Dommage: Sinner a perdu, Alcaraz a gagné. Mais il y en a un qui, à la fin, comme toujours triomphé. Il s'agissait en fait de 9,27 Italiens lorsque les agences ont battu une nouvelle, à savoir que sur le réseau social Truth, le président des États-Unis (excusez-nous pour la diminutio) avait lancé un ultimatum à l'abri du Hamas: « Libérez tous les otages ou il y aura des conséquences ». Rien d'étrange, soyons clairs, si vous vous appelez Donald Trump, si ce n'était pas le cas, mais à ce moment-là, le match qu'il avait retardé, avec des mesures de sécurité qui ont forcé le public à des files d'attente bibliques, était en cours. Et il était là, dans les tribunes: qui sait, peut-être qu'il s'ennuyait.
Massì, avouons-le, la nôtre est l'admiration: un homme multitâche du genre nous envient également à Mars (si Elon Musk, à ce stade, le fera arriver). Et en réalité, Trump joue ses jeux comme celui-ci, un coup à droite et un à gauche, à tel point que le résultat est toujours le même. Dire: Rappelez-vous le championnat du monde du club de football?
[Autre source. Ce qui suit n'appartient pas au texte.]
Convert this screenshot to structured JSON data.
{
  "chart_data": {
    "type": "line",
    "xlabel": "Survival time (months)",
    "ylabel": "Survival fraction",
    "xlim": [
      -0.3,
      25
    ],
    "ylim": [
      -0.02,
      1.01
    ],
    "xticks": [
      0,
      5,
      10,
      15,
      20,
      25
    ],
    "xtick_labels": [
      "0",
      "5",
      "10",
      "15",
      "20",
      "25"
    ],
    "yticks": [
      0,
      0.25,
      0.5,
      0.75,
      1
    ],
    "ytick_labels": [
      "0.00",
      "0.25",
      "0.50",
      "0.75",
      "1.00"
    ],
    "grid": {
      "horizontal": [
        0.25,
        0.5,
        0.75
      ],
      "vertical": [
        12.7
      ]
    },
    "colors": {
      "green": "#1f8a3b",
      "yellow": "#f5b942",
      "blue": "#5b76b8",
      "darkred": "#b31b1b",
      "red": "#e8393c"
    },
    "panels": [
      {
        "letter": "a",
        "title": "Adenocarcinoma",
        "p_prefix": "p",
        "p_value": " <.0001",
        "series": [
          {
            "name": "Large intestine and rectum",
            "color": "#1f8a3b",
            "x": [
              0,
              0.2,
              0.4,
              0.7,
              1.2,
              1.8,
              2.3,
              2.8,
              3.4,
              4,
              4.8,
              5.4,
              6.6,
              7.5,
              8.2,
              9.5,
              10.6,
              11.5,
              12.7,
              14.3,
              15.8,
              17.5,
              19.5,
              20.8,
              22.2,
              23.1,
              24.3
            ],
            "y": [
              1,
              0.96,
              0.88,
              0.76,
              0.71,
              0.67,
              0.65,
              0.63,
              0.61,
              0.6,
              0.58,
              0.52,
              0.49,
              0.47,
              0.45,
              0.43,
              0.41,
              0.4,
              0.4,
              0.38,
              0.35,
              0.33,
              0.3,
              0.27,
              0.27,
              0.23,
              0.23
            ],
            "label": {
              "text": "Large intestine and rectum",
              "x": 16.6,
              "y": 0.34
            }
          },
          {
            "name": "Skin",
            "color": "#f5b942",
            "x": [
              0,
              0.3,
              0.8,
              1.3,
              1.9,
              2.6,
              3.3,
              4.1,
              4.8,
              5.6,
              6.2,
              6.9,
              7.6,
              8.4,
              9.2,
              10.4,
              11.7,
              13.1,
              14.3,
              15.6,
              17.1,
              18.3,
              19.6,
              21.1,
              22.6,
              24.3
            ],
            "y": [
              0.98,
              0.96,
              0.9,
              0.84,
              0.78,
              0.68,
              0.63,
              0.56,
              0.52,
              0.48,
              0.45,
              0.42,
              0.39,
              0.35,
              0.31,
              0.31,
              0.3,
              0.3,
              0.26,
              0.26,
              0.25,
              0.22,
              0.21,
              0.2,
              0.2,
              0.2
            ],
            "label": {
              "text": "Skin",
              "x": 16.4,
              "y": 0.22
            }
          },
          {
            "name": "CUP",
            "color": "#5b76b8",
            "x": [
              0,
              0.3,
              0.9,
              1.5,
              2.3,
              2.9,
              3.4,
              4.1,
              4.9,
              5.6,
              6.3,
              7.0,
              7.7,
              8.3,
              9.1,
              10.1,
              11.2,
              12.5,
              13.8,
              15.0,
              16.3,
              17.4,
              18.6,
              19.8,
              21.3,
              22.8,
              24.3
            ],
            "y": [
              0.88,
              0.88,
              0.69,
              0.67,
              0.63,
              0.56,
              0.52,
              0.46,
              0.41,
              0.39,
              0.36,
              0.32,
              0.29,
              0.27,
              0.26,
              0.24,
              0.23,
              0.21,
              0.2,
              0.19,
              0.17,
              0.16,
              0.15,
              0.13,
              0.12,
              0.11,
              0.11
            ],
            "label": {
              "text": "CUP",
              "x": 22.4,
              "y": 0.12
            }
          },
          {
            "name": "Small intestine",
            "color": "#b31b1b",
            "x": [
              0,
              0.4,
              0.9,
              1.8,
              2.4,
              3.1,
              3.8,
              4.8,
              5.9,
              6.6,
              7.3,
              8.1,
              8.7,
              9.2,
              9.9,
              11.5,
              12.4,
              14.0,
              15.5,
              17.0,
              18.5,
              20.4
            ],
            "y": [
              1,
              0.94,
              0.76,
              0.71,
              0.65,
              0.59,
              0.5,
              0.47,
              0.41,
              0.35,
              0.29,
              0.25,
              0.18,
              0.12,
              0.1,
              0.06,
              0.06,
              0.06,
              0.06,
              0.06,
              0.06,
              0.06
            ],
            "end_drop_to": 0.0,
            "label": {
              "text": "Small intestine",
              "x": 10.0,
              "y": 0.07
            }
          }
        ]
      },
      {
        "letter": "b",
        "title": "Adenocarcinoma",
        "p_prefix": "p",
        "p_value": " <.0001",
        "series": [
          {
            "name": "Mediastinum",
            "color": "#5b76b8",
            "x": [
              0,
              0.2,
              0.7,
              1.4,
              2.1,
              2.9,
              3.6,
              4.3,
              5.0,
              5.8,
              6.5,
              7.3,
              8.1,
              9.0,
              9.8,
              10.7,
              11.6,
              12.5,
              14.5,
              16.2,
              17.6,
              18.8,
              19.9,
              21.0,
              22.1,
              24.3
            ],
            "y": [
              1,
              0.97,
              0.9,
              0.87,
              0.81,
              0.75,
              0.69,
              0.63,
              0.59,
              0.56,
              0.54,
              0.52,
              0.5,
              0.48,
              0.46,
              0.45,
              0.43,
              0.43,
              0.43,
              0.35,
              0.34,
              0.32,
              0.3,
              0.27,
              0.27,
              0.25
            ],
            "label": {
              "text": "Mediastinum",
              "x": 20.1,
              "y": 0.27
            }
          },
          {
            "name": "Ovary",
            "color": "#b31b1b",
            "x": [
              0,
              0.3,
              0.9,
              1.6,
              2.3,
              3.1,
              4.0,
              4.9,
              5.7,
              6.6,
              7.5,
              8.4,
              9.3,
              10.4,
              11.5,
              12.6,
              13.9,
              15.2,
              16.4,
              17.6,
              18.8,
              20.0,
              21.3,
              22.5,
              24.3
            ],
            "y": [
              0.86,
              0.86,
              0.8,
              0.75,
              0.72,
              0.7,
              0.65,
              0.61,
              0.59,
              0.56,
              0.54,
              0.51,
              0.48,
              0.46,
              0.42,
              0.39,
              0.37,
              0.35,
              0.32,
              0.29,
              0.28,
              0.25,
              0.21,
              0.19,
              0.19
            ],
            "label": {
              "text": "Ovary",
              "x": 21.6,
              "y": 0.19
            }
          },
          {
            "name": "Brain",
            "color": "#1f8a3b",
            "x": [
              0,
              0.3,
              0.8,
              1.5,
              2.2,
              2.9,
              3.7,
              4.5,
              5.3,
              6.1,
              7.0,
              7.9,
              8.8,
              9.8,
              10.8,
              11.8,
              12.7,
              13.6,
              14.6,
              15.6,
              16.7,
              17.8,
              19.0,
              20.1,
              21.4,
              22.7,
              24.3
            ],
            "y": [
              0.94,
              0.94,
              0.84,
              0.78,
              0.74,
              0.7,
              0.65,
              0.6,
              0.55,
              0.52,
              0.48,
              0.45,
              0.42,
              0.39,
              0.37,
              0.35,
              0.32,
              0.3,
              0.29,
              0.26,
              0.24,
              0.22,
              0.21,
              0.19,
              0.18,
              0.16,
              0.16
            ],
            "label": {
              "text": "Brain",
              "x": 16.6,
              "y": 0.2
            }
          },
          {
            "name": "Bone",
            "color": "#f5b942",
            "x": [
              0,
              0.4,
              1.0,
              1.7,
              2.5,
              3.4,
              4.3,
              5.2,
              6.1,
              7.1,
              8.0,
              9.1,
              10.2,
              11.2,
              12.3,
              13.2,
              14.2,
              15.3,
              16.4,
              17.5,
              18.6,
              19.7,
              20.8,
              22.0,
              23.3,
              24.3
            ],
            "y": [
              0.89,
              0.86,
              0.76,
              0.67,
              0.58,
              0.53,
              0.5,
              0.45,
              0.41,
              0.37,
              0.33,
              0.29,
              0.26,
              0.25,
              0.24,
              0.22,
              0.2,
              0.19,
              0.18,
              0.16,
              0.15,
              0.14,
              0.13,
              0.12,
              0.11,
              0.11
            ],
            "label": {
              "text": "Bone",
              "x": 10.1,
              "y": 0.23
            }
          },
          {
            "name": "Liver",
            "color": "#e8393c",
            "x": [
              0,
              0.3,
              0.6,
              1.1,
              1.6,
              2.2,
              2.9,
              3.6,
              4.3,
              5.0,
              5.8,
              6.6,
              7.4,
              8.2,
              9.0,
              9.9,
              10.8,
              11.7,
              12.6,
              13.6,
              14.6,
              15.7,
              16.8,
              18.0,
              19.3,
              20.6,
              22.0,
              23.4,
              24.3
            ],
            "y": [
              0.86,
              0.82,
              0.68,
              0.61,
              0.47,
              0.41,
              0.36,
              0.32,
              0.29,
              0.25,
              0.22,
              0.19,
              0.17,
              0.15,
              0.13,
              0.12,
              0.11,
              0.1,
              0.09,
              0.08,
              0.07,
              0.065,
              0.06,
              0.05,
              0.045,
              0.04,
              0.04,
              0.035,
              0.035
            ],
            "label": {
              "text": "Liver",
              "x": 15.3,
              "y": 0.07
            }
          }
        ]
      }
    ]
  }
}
Après la finale, le président était sur le terrain pour lever la coupe avec les joueurs de Chelsea, seulement que le trophée n'était pas réellement le vrai. Étant donné que l'original était resté au Chetichella dans son étude, l'ovale, comme un hommage aimable du nombre d'infantine de la FIFA (nom des présage).
En bref, Trump gagne toujours, et pour cela, il semblait étrange que, hier soir, il n'a pas pris le terrain pour célébrer.
Peut-être qu'il était allé jouer au ping-pong avec un devoir (il plaisante, hein …), ou peut-être qu'il avait des choses plus importantes à faire. Pourtant – étant donné le précédent – une astuce à Alcaraz: vérifiez bien ce qu'ils lui ont remis. Sera-t-il penser qu'il est vraiment numéro un?